MobileRead Forums - View Single Post

UnWeave · 07-03-2011, 11:10 PM

I eventually managed to hack something together for Cracked, which works (for now):

Spoiler:

Code:

from calibre.web.feeds.news import BasicNewsRecipe
from calibre.ebooks.BeautifulSoup import BeautifulSoup

class Cracked(BasicNewsRecipe):
    title                 = u'Cracked.com'
    language              = 'en'
    description           = "America's Only HumorSite since 1958"
    publisher             = 'Cracked'
    category              = 'comedy, lists'
    oldest_article        = 3 #days
    max_articles_per_feed = 100
    no_stylesheets        = True
    encoding              = 'ascii'
    remove_javascript     = True
    use_embedded_content  = False

    feeds = [ (u'Articles', u'http://feeds.feedburner.com/CrackedRSS/') ]

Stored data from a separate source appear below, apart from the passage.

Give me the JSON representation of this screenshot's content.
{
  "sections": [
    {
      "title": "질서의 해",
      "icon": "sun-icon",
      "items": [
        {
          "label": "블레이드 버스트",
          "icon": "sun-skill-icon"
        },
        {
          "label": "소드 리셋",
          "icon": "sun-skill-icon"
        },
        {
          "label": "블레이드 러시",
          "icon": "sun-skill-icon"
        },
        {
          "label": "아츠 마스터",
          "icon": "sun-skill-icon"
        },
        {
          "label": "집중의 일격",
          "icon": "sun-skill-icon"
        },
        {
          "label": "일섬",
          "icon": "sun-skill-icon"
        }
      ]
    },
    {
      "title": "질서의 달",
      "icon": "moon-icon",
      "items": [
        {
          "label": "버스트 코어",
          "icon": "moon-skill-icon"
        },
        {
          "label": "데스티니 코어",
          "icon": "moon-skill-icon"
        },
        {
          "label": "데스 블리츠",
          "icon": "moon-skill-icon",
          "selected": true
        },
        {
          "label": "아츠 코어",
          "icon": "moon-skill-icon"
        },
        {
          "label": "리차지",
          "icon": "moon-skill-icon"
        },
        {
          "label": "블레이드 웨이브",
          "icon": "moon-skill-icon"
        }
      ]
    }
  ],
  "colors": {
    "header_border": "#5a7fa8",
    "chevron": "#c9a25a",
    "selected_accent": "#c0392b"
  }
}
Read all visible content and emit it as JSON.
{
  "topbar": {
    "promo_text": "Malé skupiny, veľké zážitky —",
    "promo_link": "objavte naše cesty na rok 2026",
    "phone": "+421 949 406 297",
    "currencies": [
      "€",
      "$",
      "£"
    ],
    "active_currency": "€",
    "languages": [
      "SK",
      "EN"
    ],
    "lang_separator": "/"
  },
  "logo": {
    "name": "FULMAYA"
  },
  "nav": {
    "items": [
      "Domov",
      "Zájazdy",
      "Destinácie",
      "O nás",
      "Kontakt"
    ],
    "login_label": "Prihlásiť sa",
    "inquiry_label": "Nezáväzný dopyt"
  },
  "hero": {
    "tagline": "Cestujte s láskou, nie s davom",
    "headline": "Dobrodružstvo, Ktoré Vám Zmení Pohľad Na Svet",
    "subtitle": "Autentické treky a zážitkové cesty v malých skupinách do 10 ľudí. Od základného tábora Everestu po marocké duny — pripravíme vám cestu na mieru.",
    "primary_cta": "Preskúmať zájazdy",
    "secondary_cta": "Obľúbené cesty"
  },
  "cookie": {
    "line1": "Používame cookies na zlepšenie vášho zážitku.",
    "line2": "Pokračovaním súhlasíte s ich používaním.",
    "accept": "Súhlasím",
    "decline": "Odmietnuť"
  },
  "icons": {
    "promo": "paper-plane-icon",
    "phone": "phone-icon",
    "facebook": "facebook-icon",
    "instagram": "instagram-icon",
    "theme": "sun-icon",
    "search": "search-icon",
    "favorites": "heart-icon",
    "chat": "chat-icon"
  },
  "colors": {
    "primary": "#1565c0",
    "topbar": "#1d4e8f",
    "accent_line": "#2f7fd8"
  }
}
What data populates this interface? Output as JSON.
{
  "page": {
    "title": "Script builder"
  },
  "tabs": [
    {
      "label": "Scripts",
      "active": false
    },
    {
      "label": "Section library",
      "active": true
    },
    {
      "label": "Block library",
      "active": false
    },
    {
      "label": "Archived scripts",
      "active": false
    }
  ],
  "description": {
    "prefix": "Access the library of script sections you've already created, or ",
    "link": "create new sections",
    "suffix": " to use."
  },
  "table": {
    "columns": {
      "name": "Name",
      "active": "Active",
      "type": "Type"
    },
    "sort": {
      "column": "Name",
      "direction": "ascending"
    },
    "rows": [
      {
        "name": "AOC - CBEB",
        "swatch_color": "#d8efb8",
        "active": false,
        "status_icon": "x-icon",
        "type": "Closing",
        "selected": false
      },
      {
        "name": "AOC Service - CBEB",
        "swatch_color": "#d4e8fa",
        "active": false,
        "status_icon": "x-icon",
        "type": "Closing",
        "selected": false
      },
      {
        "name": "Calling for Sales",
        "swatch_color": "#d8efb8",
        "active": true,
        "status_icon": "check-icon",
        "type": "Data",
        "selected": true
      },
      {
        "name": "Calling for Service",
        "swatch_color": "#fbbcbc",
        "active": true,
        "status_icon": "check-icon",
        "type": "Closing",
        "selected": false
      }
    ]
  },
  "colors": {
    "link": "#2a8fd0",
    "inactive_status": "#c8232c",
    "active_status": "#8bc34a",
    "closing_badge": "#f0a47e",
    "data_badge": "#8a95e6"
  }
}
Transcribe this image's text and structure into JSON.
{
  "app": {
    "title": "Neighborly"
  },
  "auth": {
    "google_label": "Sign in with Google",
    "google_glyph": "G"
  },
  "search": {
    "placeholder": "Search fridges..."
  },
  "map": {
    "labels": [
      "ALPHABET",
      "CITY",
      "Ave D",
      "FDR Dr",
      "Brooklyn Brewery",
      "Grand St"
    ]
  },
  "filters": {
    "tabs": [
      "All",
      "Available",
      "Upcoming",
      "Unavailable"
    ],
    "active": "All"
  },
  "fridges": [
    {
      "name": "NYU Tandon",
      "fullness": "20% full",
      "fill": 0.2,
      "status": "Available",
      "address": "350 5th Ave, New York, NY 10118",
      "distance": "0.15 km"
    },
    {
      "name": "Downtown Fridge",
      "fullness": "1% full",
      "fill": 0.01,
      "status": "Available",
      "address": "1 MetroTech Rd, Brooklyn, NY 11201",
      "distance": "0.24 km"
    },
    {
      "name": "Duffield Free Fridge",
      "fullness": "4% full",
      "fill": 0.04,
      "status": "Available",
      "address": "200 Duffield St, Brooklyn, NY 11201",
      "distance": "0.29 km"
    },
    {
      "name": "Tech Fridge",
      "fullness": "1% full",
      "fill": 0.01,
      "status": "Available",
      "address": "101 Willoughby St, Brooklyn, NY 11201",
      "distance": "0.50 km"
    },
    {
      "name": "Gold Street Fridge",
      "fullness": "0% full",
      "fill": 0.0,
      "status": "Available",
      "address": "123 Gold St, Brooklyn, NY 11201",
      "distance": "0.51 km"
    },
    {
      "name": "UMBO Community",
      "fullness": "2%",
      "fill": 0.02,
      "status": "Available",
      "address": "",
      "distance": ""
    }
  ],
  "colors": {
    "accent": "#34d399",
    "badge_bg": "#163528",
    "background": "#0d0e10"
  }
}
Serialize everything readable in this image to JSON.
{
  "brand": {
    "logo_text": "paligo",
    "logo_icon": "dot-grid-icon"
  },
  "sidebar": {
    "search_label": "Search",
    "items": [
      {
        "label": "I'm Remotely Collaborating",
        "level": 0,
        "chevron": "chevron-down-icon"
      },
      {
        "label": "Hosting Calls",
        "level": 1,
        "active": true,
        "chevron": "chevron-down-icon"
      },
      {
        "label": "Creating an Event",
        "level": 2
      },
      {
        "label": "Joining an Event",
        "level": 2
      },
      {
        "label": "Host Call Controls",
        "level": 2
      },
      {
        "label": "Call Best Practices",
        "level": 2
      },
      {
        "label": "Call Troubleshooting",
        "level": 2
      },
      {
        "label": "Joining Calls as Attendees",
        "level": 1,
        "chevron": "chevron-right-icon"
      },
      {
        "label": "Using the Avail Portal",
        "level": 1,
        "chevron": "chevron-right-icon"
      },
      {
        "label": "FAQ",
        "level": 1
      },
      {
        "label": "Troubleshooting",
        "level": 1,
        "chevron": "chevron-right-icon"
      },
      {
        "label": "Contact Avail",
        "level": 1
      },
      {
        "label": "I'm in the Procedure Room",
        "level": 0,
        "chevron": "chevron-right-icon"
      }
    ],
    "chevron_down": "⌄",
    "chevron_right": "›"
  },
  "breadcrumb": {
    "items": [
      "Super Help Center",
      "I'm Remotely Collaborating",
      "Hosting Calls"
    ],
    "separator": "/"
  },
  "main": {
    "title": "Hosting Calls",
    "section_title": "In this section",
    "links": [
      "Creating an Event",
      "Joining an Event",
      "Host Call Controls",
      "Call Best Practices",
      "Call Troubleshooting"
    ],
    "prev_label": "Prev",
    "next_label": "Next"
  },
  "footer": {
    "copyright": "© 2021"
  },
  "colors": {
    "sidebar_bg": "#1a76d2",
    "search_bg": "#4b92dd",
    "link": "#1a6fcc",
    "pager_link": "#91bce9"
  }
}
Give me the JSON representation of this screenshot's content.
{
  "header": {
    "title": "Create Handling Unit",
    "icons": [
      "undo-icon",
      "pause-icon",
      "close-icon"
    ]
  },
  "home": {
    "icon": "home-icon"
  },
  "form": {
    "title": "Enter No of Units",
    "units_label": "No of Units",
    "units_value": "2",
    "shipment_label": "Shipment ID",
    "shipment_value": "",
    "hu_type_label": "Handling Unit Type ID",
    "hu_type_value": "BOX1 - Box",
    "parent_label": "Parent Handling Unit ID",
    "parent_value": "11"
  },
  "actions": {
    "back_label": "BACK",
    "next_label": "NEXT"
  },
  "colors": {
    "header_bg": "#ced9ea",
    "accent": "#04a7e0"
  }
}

    conversion_options = {
                          'comment'   : description
                        , 'tags'      : category
                        , 'publisher' : publisher
                        , 'language'  : language
                        }

    remove_tags_before = dict(id='PrimaryContent')
    
    remove_tags_after = dict(name='div', attrs={'class':'shareBar'})
        
    remove_tags = [ dict(name='div', attrs={'class':['social',
                                                     'FacebookLike',
                                                     'shareBar'
                                                     ]}),

                    dict(name='div', attrs={'id':['inline-share-buttons',
                                                  ]}),

                    dict(name='span', attrs={'class':['views',
                                                      'KonaFilter'
                                                      ]}),
                    #dict(name='img'),
                    ]
    
    def appendPage(self, soup, appendTag, position):
        # Check if article has multiple pages
        pageNav = soup.find('nav', attrs={'class':'PaginationContent'})
        if pageNav:
            # Check not at last page
            nextPage = pageNav.find('a', attrs={'class':'next'})
            if nextPage:
                nextPageURL = nextPage['href']
                nextPageSoup = self.index_to_soup(nextPageURL)
                # 8th <section> tag contains article content
                nextPageContent = nextPageSoup.findAll('section')[7]
                newPosition = len(nextPageContent.contents)
                self.appendPage(nextPageSoup,nextPageContent,newPosition)
                nextPageContent.extract()
                pageNav.extract()
                appendTag.insert(position,nextPageContent)

    def preprocess_html(self, soup):
        self.appendPage(soup, soup.body, 3)
        return soup

With all the images in the articles I find it makes for a file of around 4MB, so you may want to change oldest_article to 2 instead. You can also remove the # in front of dict(name=('img')) to remove all the images. You get a way smaller files size and (on my kindle) the next page loads quicker, but you'll obviously be missing some content, plus the captions will still be there.

I haven't applied any extra formatting to it, and I haven't tried it for every kind of article, though it will properly stitch together their 2-pagers.

If you find any problems with it let me know.